Siang itu terasa sangat singkat. Gubuk di ladang itulah tempat mereka saling mencurahkan perasaan atau curhat. Ketika kelompok mereka sedang tidak ada di pondok, berarti mereka pasti berada di gubuk tersebut. Siang dan malam sama saja bagi mereka tidak ada bedanya. Kalau lagi frustasi dan stress dengan keadaan dan beban, mereka pasti akan mengunjungi gubuk tersebut dan di sanalah mereka melepaskannya semua. Sehingga gubuk ini mereka namakan dengan “gubuk geregetan”. Penamaan ini tidak terlepas dari banyaknya topik masalah cinta yang sering dibicarakan di sini.

Setelah azan Ashar, mereka kembali menuju ke pondok yang berjarak sekitar satu kilometer melalui jalur selokan yang airnya sangat bersih dan jernih. Di tengah perjalanan menuju pondok, Nurullah kembali bertanya tentang keseriusan mereka untuk mencarikan pujaan hati untuknya.

“Oke Lah, kami siap mencarikan kekasih untukmu. Besok kita gotong royong dekat jalan, pantau aja satu kadang ada yang pas. Kalau tidak berhasil, lebaran puasa pun sudah dekat nanti kita carikan dan langsung akad. Pokoknya tenang lah” Halim mencoba meyakinkan Nurullah.

“Iya Lah, gampang tu ngak usah dibawa beban pikiran dan perasaan” celetuk Rahmat.

“Adik Yasir juga ada Lah, ngapain susah-susah” sambung Samsul sambil mencoba menghindar jauh dari Yasir.

“yayayaya, kalau sudah buntu semuanya pasti kenak aku” sahut Yasir dengan nada agak kesal.

“ngak da Sir, cuma canda” jawab Samsul polos agar tidak emosi lagi.

“canda ya canda sih, tapi jangan begitu juga lah” sahut Yasir dengan cuek.

“sorry sorry Sir” Samsul minta maaf karena kawan yang satu ini cepat naik darah dan emosi.

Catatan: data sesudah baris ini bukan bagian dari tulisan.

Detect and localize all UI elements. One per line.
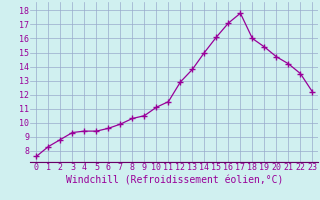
- X-axis label: Windchill (Refroidissement éolien,°C): Windchill (Refroidissement éolien,°C): [66, 175, 283, 185]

Tetapi kalau sudah mulai ngoceh banyak kata bijak yang keluar dari mulutnya.

Tanpa terasa mereka hampir tiba di gerbang belakang pondok. “cepat kali sampai ya?” Tanya Sabri untuk meleraikan suasana yang agak memanas.

“ya maklumlah, kalau bicaranya soal cinta, yang jauh terasa dekat, yang dekat pun semakin akrab dan merapat. Hahahaha” sahut Halim seperti tanpa dosa padahal sedang mengeledek Nurullah.

“Lah, berarti ekspedisi akan kita lanjutkan beberapa hari ke depan ya. Jadi sekarang kita siap-siap untuk mandi agar tidak ada nanti yang terlambat berjamaah” Sabri menutup pembahasan special mereka. Setelah itu mereka semuanya bubar menuju kamarnya masing-masing.